I had a proposition for her—one that had been clawing at me since the moment she’d stood on my front porch. I wanted her in my bed.
“What’s your favorite color?” I asked, gazing at her from across the table inside the Orion Coffee Shoppe—the place we’d supposedly met. A hipster place near campus, it held poetry readings and band night for amateurs. I liked it immediately, mostly because it was low-key and no one paid me any attention.
She sent me a side-eye over a bite of her club sandwich. “Blue. Who cares?”
“I do. I want to know everything about you.”
“Why?” she said with a noncommittal shrug, completely unconcerned that the great Max Kent was interested in her. I liked that about her. She made me work for it.
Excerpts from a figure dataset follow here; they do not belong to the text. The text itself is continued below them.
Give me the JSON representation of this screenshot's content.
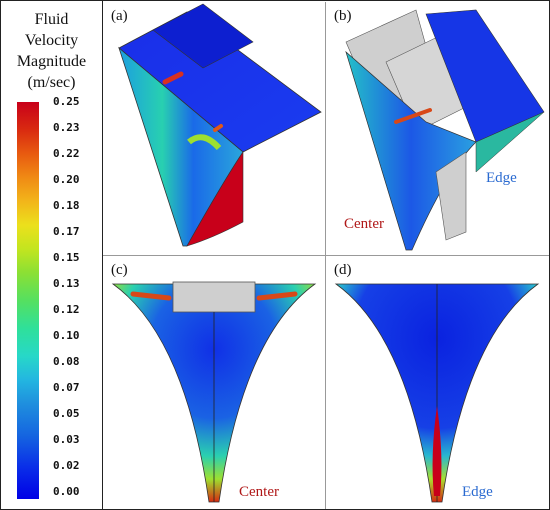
{
  "legend": {
    "title_lines": [
      "Fluid",
      "Velocity",
      "Magnitude",
      "(m/sec)"
    ],
    "ticks": [
      "0.25",
      "0.23",
      "0.22",
      "0.20",
      "0.18",
      "0.17",
      "0.15",
      "0.13",
      "0.12",
      "0.10",
      "0.08",
      "0.07",
      "0.05",
      "0.03",
      "0.02",
      "0.00"
    ],
    "scale_min": 0.0,
    "scale_max": 0.25
  },
  "panels": {
    "a": {
      "label": "(a)"
    },
    "b": {
      "label": "(b)",
      "edge_label": "Edge",
      "center_label": "Center"
    },
    "c": {
      "label": "(c)",
      "center_label": "Center"
    },
    "d": {
      "label": "(d)",
      "edge_label": "Edge"
    }
  },
  "colors": {
    "low": "#0000e6",
    "high": "#c8001a",
    "center_text": "#b01818",
    "edge_text": "#2a6ad0",
    "grey_surface": "#cfcfcf"
  }
}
“Well, in case you were wondering, my favorite color is blue too.”
“Nice,” she said. “If a reporter asks me, I’ll be sure to let him know. What else you got for me?”
“When’s the last time you had sex?” I took a sip of my latte, playing it cool, acting like I wasn’t dying to know the answer. I did my best to keep my eyes off her assets. I’d been trying for the past hour, ever since she’d waltzed through the door wearing ankle boots, a pair of skinny jeans, and an I Let the Dogs Out shoulder-baring top. Simple. No makeup but lipstick. Hot as fuck.
“It’s none of your business,” she said around chews.
“Tell you what. Answer my question, and I’ll tell you whatever you want to know about the mysterious Max Kent.”
She scrunched her nose up. “You’re no mystery. You’re practically an open book. All I have to do is visit your Facebook or Instagram page.”
“Not true. People see what they want. There’s more to me than just a talented, intelligent, charming, easy to talk to guy—”
“Okay, fine,” she said, cutting me off. An elegant finger swirled around her soda glass. “I haven’t had sex since Bart—so since last spring.” Smoky gray eyes peeked at me through dark lashes. “He was my first.”
I hid my surprise by plucking a piece of bread off her plate and popping it in my mouth. Holy mother of all things. She was so damn innocent. My cock ached.
Why did it make me want her even more?
“You were a virgin?”
“I didn’t stutter.”
“Don’t be defensive.”
“I’m not,” she snapped.
I laughed. “God, I think I love you.”